İki tür arasındaki farklara bakmanın en iyi yolu, onları rakip teknolojiler olarak değil, tamamlayıcı teknolojiler olarak görmektir
Pek çok kişi için hidrojen hücreleri otomobil kullanımının geleceğidir, ancak kesin olan bir şey varsa o da elektrikli mobilite ile birlikte otomobil kullanımının sıfır emisyonla seyahat etmesini sağlayacak başka bir teklif olacağıdır.
Hem hidrojen araçları hem de elektrikli araçlar, hareket için elektrik motorları kullanır.
Ancak elektrik motoru gücünü tamamen farklı bir kaynaktan alıyor.
Elektrikli araçlar, lityum-iyon pillerle çalıştırılırken, hidrojenli araçlar güçlerini, güç üretmek için yakıt olarak hidrojeni kullanan bir hidrojen yakıt hücresinden alıyor.
Yakıt hücresine ek olarak, enerji depolamak için bir pil de olabilir.
Her iki araba türü de sıfır egzoz emisyonu üretir.
Elektrik, fosil yakıtlardan veya yenilenebilir kaynaklardan gelebilir.
Öte yandan, hidrojenin çoğu yenilenemeyen doğal gazla üretilirken, rüzgar, güneş ve diğer yenilenebilir enerji kaynaklarını kullanan “yeşil hidrojen” de var.
Piller yakıt hücrelerinden daha verimlidir, ancak hidrojen enerji açısından daha verimlidir. Bu özellikle büyük araçlar için bir avantajdır.
Bugün elektrikli otomobillerin özerklik aralığı 250-600 kilometre arasında değişirken, hidrojen hücreleriyle bu özerklik kolayca aşılıyor.
Tipik bir şarj cihazıyla, bir elektrikli arabanın tamamen şarj olması saatler alırken, bir hidrojen arabası için sadece birkaç dakika sürüyor. Ayrıca hücre arabaları düşük sıcaklıklardan etkilenmiyor.
Yakın zamanda yapılan bir araştırma, orta ve ağır taşımacılığın karbondan arındırılmasının hidrojen yakıt hücresi teknolojisiyle pilden daha ucuz olduğuna işaret ediyor. Bazı durumlarda piller, daha büyük boyutları, ağırlıkları, daha yüksek maliyetleri ve daha uzun yeniden şarj olma süreleri nedeniyle daha az çekiciydi.

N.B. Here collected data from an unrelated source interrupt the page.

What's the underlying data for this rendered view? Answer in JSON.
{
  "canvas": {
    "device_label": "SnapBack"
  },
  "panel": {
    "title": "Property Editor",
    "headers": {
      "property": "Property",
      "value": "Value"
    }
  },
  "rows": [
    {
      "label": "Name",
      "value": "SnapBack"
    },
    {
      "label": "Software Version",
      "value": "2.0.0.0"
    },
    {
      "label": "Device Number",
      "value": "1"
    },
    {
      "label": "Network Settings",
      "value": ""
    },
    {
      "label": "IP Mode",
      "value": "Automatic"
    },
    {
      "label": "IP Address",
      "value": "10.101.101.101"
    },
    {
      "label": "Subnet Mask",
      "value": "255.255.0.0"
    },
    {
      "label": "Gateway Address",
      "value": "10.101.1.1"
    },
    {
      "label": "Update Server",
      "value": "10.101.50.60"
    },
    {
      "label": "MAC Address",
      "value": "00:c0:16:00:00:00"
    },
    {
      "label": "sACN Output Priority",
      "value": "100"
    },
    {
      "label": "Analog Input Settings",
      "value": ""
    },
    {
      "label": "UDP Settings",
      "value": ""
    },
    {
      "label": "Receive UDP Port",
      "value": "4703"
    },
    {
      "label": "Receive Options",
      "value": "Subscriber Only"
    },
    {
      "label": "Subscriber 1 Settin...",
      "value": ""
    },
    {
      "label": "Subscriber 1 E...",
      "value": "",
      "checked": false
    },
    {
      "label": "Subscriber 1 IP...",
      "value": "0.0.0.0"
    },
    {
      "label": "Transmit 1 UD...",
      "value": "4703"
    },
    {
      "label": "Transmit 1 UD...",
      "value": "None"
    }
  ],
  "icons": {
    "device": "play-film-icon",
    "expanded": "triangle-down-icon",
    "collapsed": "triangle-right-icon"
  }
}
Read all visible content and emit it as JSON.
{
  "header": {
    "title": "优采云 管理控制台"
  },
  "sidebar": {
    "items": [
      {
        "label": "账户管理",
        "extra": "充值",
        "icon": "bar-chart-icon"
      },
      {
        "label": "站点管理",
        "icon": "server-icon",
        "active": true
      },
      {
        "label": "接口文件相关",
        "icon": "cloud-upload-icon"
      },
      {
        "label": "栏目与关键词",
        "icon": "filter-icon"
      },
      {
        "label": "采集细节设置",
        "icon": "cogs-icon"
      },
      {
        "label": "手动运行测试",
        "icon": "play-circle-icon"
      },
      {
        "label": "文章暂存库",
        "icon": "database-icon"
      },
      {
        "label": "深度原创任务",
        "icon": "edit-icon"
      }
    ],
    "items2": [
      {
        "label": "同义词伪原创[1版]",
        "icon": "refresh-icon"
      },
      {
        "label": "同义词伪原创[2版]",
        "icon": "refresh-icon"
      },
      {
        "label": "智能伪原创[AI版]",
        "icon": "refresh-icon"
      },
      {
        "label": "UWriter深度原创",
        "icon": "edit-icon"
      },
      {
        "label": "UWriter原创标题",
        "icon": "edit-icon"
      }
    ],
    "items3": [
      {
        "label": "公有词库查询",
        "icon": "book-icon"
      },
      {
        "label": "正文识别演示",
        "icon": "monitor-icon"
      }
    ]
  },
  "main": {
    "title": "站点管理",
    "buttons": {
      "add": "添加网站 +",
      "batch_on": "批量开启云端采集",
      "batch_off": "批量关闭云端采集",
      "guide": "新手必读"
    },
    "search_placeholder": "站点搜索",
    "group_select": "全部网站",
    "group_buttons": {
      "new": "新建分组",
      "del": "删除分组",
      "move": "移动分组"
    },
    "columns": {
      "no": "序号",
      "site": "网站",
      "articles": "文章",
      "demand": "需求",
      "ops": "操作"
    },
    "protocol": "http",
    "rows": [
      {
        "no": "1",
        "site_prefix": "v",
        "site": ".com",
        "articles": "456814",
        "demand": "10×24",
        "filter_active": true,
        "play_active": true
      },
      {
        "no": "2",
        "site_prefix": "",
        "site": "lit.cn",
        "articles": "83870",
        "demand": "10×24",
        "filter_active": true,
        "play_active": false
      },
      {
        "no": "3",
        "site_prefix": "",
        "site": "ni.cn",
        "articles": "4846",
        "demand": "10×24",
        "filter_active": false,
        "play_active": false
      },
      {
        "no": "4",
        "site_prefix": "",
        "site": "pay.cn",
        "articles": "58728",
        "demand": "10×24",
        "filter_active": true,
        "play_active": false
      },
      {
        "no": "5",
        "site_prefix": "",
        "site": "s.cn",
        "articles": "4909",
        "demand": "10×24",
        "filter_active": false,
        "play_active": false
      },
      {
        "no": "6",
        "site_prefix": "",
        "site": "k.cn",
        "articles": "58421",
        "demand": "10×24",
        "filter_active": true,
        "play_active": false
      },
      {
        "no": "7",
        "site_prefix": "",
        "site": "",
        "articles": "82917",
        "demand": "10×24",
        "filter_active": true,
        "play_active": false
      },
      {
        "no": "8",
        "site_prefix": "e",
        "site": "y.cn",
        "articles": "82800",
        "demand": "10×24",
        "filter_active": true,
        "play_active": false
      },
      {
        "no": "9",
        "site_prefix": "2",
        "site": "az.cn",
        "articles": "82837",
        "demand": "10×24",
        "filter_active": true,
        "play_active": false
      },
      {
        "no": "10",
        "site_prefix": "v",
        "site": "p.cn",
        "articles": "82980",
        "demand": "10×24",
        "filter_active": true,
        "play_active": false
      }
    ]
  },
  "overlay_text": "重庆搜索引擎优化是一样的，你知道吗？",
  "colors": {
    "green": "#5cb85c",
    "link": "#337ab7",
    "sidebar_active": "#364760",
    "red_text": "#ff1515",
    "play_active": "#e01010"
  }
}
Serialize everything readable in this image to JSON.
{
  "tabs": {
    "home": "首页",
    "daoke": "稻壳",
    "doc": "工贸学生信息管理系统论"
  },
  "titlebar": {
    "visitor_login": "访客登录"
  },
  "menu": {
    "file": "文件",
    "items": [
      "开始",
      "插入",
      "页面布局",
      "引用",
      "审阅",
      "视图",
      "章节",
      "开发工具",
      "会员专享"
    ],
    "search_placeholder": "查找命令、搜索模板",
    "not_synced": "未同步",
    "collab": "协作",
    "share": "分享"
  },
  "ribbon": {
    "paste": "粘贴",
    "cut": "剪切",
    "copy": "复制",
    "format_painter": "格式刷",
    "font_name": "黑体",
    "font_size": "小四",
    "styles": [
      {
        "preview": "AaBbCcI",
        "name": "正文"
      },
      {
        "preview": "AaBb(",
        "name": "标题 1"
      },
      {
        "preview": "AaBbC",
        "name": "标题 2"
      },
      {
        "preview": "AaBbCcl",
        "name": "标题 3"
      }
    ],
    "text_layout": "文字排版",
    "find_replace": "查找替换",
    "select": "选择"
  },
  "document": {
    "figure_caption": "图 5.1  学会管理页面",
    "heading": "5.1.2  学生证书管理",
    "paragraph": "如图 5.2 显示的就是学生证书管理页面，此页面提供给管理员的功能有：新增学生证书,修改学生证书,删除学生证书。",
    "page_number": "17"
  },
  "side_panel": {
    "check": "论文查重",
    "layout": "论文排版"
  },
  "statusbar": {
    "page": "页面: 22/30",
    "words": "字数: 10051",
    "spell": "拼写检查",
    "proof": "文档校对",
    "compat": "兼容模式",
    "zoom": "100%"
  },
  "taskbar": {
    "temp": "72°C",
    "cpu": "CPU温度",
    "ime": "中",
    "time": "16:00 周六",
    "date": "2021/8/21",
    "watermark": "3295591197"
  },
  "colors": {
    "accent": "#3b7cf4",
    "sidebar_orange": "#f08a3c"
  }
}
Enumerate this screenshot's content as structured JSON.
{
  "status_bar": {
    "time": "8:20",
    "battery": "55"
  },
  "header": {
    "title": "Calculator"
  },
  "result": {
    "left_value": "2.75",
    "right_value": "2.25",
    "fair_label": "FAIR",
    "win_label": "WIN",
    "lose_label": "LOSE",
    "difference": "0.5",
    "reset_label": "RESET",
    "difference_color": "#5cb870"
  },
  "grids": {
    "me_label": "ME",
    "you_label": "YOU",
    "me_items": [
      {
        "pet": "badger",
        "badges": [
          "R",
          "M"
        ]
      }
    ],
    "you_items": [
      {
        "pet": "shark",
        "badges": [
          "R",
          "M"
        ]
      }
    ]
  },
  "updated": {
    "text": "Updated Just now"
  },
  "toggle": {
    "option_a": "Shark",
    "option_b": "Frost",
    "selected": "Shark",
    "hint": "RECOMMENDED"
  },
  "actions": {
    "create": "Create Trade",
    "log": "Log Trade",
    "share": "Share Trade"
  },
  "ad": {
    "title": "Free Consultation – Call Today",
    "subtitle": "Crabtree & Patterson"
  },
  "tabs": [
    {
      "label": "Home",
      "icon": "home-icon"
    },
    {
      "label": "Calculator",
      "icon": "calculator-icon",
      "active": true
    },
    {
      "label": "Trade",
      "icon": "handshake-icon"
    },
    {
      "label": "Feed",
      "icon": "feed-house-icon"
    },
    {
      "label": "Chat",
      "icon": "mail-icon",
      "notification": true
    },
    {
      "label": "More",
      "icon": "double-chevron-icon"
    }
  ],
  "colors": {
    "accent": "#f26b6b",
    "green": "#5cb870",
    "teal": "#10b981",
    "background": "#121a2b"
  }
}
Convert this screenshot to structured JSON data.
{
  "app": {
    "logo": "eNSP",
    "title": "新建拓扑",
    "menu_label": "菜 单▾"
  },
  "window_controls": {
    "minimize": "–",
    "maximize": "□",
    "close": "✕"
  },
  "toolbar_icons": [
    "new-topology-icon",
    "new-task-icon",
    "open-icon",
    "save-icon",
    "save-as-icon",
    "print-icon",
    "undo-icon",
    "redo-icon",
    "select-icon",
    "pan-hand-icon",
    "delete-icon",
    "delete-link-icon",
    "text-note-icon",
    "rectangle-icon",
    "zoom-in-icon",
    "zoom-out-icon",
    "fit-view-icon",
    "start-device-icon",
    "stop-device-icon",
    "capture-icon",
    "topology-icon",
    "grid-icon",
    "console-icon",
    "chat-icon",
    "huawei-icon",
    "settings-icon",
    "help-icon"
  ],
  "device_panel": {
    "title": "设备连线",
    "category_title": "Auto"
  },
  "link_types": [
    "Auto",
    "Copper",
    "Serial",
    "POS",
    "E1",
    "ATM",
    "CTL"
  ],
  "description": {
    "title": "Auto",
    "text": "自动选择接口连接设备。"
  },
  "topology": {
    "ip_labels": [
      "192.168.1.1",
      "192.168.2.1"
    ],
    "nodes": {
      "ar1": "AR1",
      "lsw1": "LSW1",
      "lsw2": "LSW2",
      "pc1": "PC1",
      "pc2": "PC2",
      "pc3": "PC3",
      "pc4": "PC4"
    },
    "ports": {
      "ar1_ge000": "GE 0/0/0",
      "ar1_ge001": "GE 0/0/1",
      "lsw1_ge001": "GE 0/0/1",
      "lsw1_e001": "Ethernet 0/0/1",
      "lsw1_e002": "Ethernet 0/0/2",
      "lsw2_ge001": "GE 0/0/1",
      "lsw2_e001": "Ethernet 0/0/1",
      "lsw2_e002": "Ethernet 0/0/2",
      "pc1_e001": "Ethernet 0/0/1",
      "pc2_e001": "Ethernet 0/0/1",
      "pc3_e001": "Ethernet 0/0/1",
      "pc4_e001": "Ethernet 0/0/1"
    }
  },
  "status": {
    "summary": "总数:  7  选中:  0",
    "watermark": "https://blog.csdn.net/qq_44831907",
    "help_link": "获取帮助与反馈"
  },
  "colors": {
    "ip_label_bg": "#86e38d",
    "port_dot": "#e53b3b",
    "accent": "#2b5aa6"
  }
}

Hem hidrojen hücresi hem de elektrikli arabaların kendi güvenlik riskleri vardır.
Havadan 14 kat daha az yoğunluğa ve tüm yakıtların birim kütlesi başına en yüksek enerji içeriğine sahip olan hidrojen, son derece hafif ve son derece yanıcıdır. Bu, karmaşık kontrol sistemleri gerektirir. Elektrikli otomobillerde asıl konu ısı yönetimidir.
Bu, bazı durumlarda söndürülmesi zor yangınlara yol açan termal kaçakla sonuçlanabilir. Ancak teknoloji sıçramalar ve sınırlar yaptı ve bu vakaların gerçekleşmesi son derece nadirdir.
Bugün, BEV’leri yeniden şarj etme altyapısı hızla gelişirken, altyapının mevcut olmaması nedeniyle hidrojen yakıt ikmali için daha alınacak çok yol var.
Bir yıl önce dünyada 1.000’den az hidrojen dolum istasyonu vardı ve hidrojen dolum istasyonları inşa etmek özellikle pahalıydı.
Elektrikli arabalar, hidrojenli arabalardan daha popüler.
Uluslararası Enerji Ajansı’nın son rakamlarına göre, bir yıl önce kullanımda sadece 40.000 hidrojenle çalışan araç varken, dünya çapında satılan yedi araçtan biri artık elektrikli.
İki tür arasındaki farklara bakmanın en iyi yolu, onları rakip teknolojiler olarak değil, tamamlayıcı teknolojiler olarak görmektir.
İhtiyaçlara, gereksinimlere ve koşullara bağlı olarak bu iki teknolojinin “temiz” ulaşım için çözümler sunması beklenmektedir.